全部毛を刈っても、毛糸玉一球分にも絶対届かない。
「おや、羊ですね」
「うわぁ!」
突然セバスが現れた。この人、偶に気配を感じないんだよね。
「・・・その子、羊なの?」
「はい。モチさんもそうですが、この羊も千年の間に変化した一種です。いつもは別の場所にいるのですが、どうやら仲間とはぐれてしまったようですね」
「じゃあ、連れていってあげよう」
もっちゃもっちゃと葉を食む羊を捕まえようと手を伸ばした瞬間、羊が消えた。
「え?」
見失った、だと?
「ヒナしゃま、あそこ!」
キジが指した方を見ると、羊は別のキャベツの隣にいた。
「この島の羊は、身体が小さくなった代わりに、素早さを手に入れました」
「棒読みどうも!皆、捕まえよう!」
このままでは、せっかくの野菜が食い散らかされてしまう。
「「「「はい!」」」」
「あい!」
「キュ!」
そして、大捕り物が始まった。
右へ左へと消える羊に、追う猫達と私とクロ。
「まて~!」
「まって~」
「キュ、キュ!」
三十分程追いかけ、猫達はリタイヤ。
クロは目が回ったらしく、猫達と休憩。
羊も疲れて来たらしく、今はキャベツを挟んでにらめっこ中。
じりじりとお互いの動きを伺う。
今だ!っと思った瞬間、セバスがあっさり捕まえた。
「皆さま、お疲れ様でした」
「ええ・・・まったく」
無事捕まえられたのは良かったけどね!
皆でお茶を飲んで休憩した後、セバスに連れられて来たのは広い野原だった。
「ここが、羊達の暮らしている野原です」
野原と表現はしたが、草が剥げ、砂が見えている場所の方が多い。
「そこにある泉が涸れた影響で、このような状態に。

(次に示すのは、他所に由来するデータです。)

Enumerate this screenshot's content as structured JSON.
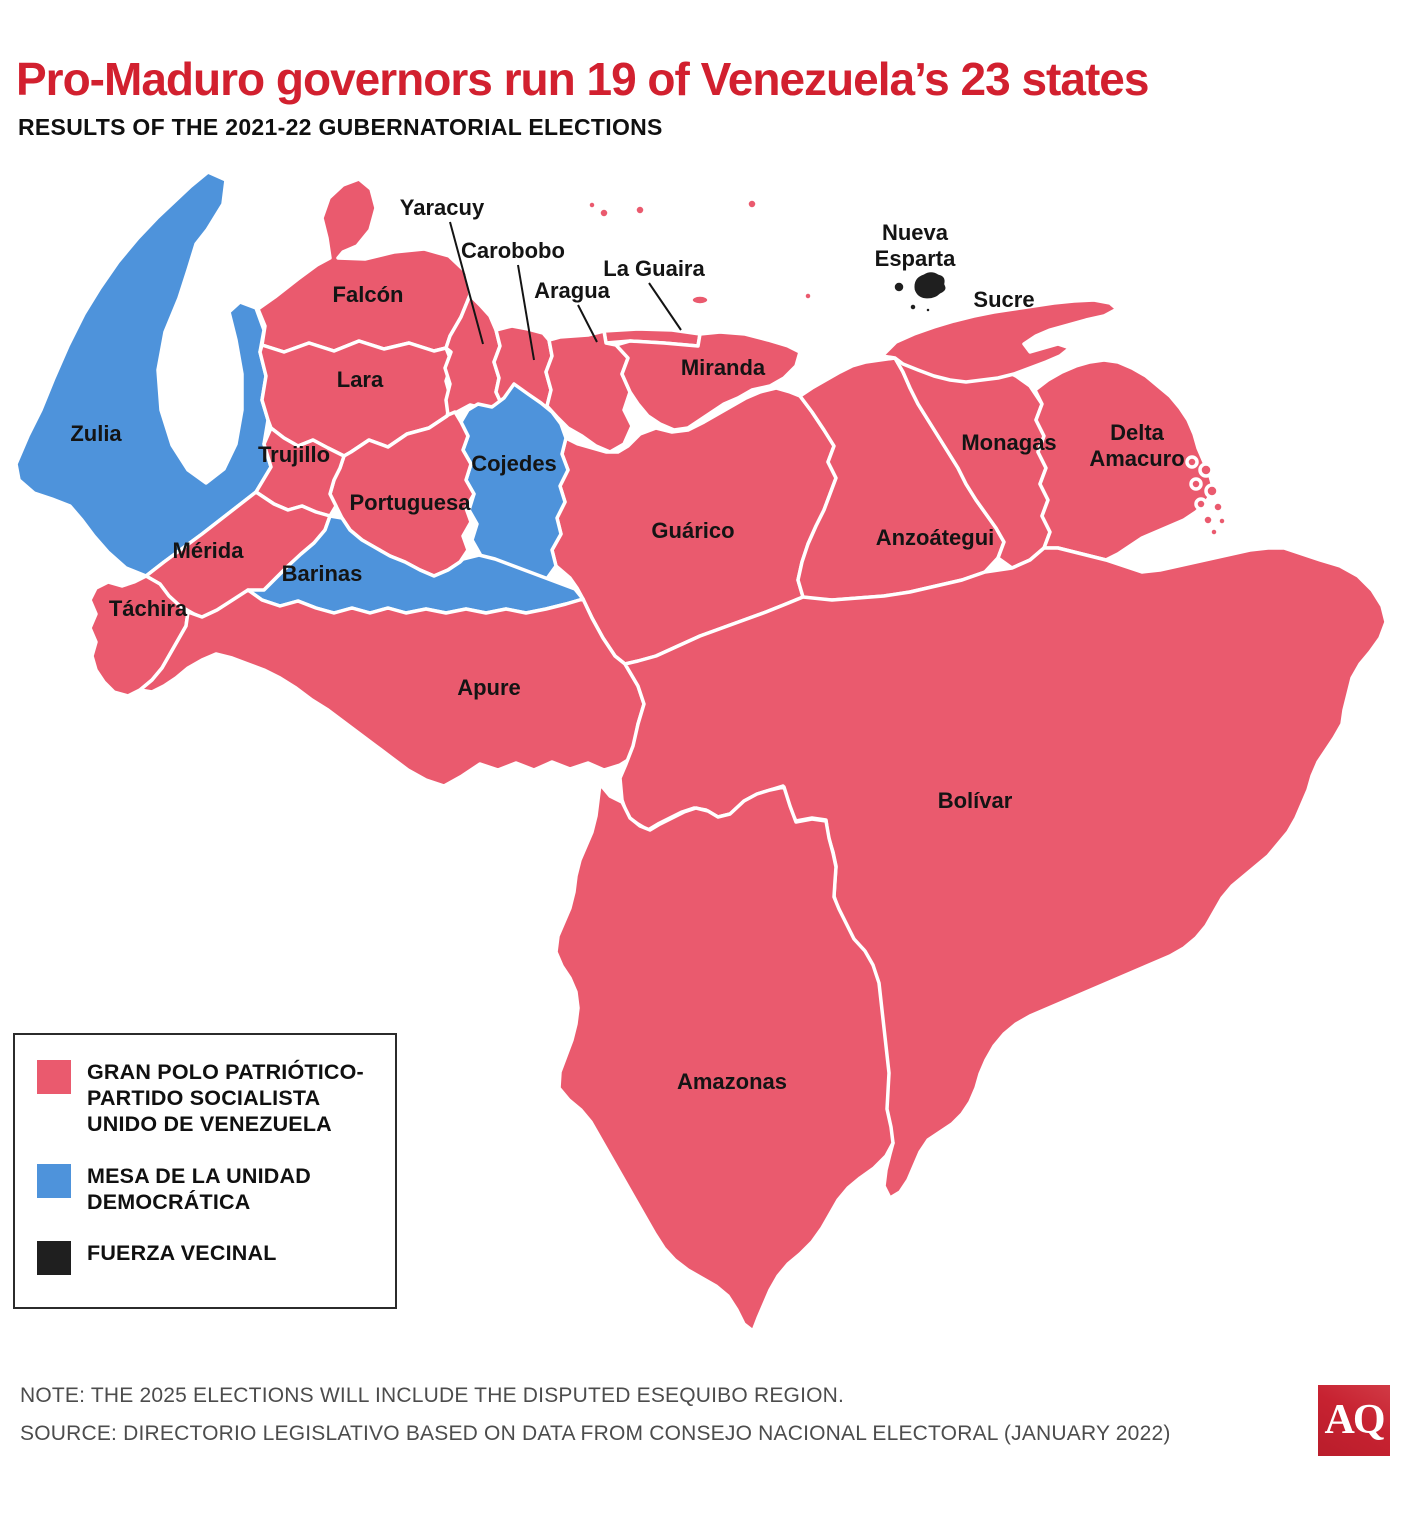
{
  "header": {
    "title": "Pro-Maduro governors run 19 of Venezuela’s 23 states",
    "subtitle": "RESULTS OF THE 2021-22 GUBERNATORIAL ELECTIONS"
  },
  "parties": {
    "gpp": {
      "name": "Gran Polo Patriótico-Partido Socialista Unido de Venezuela",
      "color": "#ea5a6e"
    },
    "mud": {
      "name": "Mesa de la Unidad Democrática",
      "color": "#4e93db"
    },
    "fv": {
      "name": "Fuerza Vecinal",
      "color": "#1f1f1f"
    }
  },
  "map": {
    "states": [
      {
        "id": "zulia",
        "name": "Zulia",
        "party": "mud",
        "label": [
          96,
          441
        ]
      },
      {
        "id": "falcon",
        "name": "Falcón",
        "party": "gpp",
        "label": [
          368,
          302
        ]
      },
      {
        "id": "lara",
        "name": "Lara",
        "party": "gpp",
        "label": [
          360,
          387
        ]
      },
      {
        "id": "yaracuy",
        "name": "Yaracuy",
        "party": "gpp",
        "label": [
          442,
          215
        ],
        "leader": [
          450,
          222,
          483,
          344
        ]
      },
      {
        "id": "carobobo",
        "name": "Carobobo",
        "party": "gpp",
        "label": [
          513,
          258
        ],
        "leader": [
          518,
          265,
          534,
          360
        ]
      },
      {
        "id": "aragua",
        "name": "Aragua",
        "party": "gpp",
        "label": [
          572,
          298
        ],
        "leader": [
          578,
          305,
          597,
          342
        ]
      },
      {
        "id": "la_guaira",
        "name": "La Guaira",
        "party": "gpp",
        "label": [
          654,
          276
        ],
        "leader": [
          649,
          283,
          681,
          330
        ]
      },
      {
        "id": "miranda",
        "name": "Miranda",
        "party": "gpp",
        "label": [
          723,
          375
        ]
      },
      {
        "id": "nueva_esparta",
        "name": "Nueva Esparta",
        "party": "fv",
        "label": [
          915,
          240
        ],
        "lines": [
          "Nueva",
          "Esparta"
        ]
      },
      {
        "id": "sucre",
        "name": "Sucre",
        "party": "gpp",
        "label": [
          1004,
          307
        ]
      },
      {
        "id": "monagas",
        "name": "Monagas",
        "party": "gpp",
        "label": [
          1009,
          450
        ]
      },
      {
        "id": "delta_amacuro",
        "name": "Delta Amacuro",
        "party": "gpp",
        "label": [
          1137,
          440
        ],
        "lines": [
          "Delta",
          "Amacuro"
        ]
      },
      {
        "id": "anzoategui",
        "name": "Anzoátegui",
        "party": "gpp",
        "label": [
          935,
          545
        ]
      },
      {
        "id": "guarico",
        "name": "Guárico",
        "party": "gpp",
        "label": [
          693,
          538
        ]
      },
      {
        "id": "cojedes",
        "name": "Cojedes",
        "party": "mud",
        "label": [
          514,
          471
        ]
      },
      {
        "id": "portuguesa",
        "name": "Portuguesa",
        "party": "gpp",
        "label": [
          410,
          510
        ]
      },
      {
        "id": "trujillo",
        "name": "Trujillo",
        "party": "gpp",
        "label": [
          294,
          462
        ]
      },
      {
        "id": "merida",
        "name": "Mérida",
        "party": "gpp",
        "label": [
          208,
          558
        ]
      },
      {
        "id": "tachira",
        "name": "Táchira",
        "party": "gpp",
        "label": [
          148,
          616
        ]
      },
      {
        "id": "barinas",
        "name": "Barinas",
        "party": "mud",
        "label": [
          322,
          581
        ]
      },
      {
        "id": "apure",
        "name": "Apure",
        "party": "gpp",
        "label": [
          489,
          695
        ]
      },
      {
        "id": "bolivar",
        "name": "Bolívar",
        "party": "gpp",
        "label": [
          975,
          808
        ]
      },
      {
        "id": "amazonas",
        "name": "Amazonas",
        "party": "gpp",
        "label": [
          732,
          1089
        ]
      }
    ]
  },
  "legend": {
    "items": [
      {
        "id": "gpp",
        "label": "GRAN POLO PATRIÓTICO-PARTIDO SOCIALISTA UNIDO DE VENEZUELA"
      },
      {
        "id": "mud",
        "label": "MESA DE LA UNIDAD DEMOCRÁTICA"
      },
      {
        "id": "fv",
        "label": "FUERZA VECINAL"
      }
    ]
  },
  "notes": {
    "note": "NOTE: THE 2025 ELECTIONS WILL INCLUDE THE DISPUTED ESEQUIBO REGION.",
    "source": "SOURCE: DIRECTORIO LEGISLATIVO BASED ON DATA FROM CONSEJO NACIONAL ELECTORAL (JANUARY 2022)"
  },
  "logo": {
    "text": "AQ"
  }
}
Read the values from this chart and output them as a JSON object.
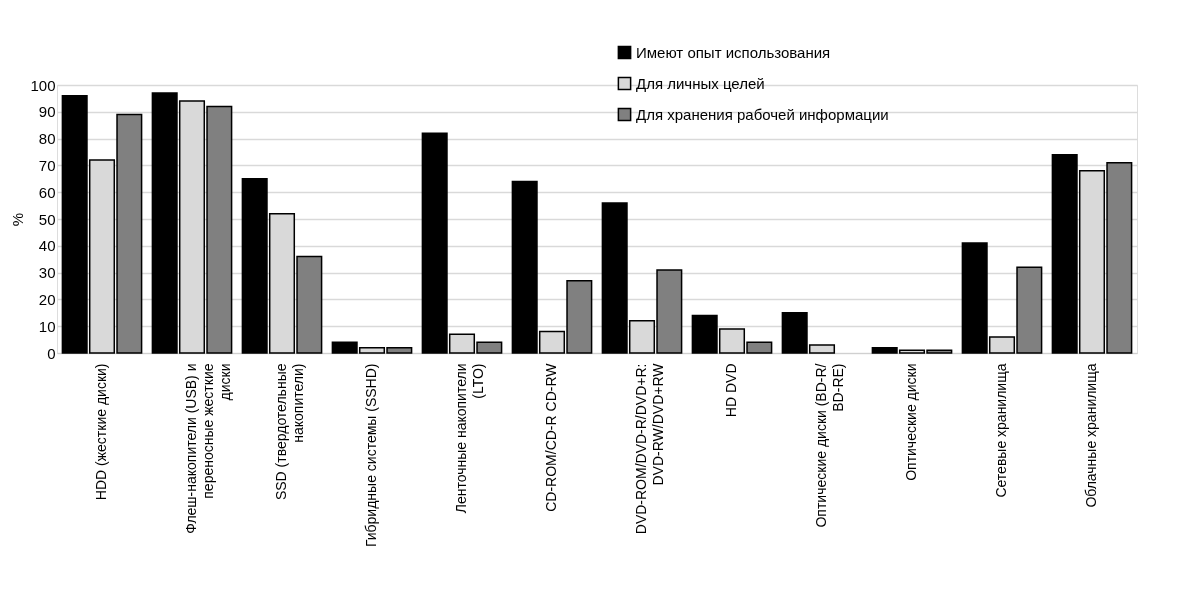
{
  "chart_data": {
    "type": "bar",
    "ylabel": "%",
    "categories": [
      "HDD (жесткие диски)",
      "Флеш-накопители (USB) и\nпереносные жесткие\nдиски",
      "SSD (твердотельные\nнакопители)",
      "Гибридные системы (SSHD)",
      "Ленточные накопители\n(LTO)",
      "CD-ROM/CD-R CD-RW",
      "DVD-ROM/DVD-R/DVD+R:\nDVD-RW/DVD+RW",
      "HD DVD",
      "Оптические диски (BD-R/\nBD-RE)",
      "Оптические диски",
      "Сетевые хранилища",
      "Облачные хранилища"
    ],
    "series": [
      {
        "name": "Имеют опыт использования",
        "color": "#000000",
        "values": [
          96,
          97,
          65,
          4,
          82,
          64,
          56,
          14,
          15,
          2,
          41,
          74
        ]
      },
      {
        "name": "Для личных целей",
        "color": "#d9d9d9",
        "values": [
          72,
          94,
          52,
          2,
          7,
          8,
          12,
          9,
          3,
          1,
          6,
          68
        ]
      },
      {
        "name": "Для хранения рабочей информации",
        "color": "#808080",
        "values": [
          89,
          92,
          36,
          2,
          4,
          27,
          31,
          4,
          null,
          1,
          32,
          71
        ]
      }
    ],
    "ylim": [
      0,
      100
    ],
    "yticks": [
      0,
      10,
      20,
      30,
      40,
      50,
      60,
      70,
      80,
      90,
      100
    ],
    "grid": "y",
    "legend": "top right"
  }
}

別の場所に移動する様に説得をしていましたが、中々話をするのもままならないのです」
泉の中を見てみると、カラカラの状態。
「そんじゃ、ちょっくらやりますか」
腕まくりをして、意識を集中。探索の応用で、地下の水脈を探る。
「水はあるけど、通り道が塞がってるみたい」
これなら、少し掘れば水が出るはず。
アイテムバッグからショベルを取り出し、泉の中心に立った。
魔法でやるとやり過ぎそうなので、人力ならぬ猫力でやります。
猫達もやると言ってくれたけど、危ないので待機。
「よっ、ほっ」
五分くらい掘り続けると、何か固い物に当たった。
「何だろ?」
手で土を払うと、縁が見えた。どうやらこれが蓋をしているようだ。
ショベルをグッと差し込み、取っ手に体重を掛けた。
すると、スポ~ン!っと何かが水と一緒に飛び出て来た。
慌てて泉から出る。
「あれは・・・亀爺ですね」
「え、亀?」
吹きあがる水柱の上に、深い緑色の亀が乗っていた。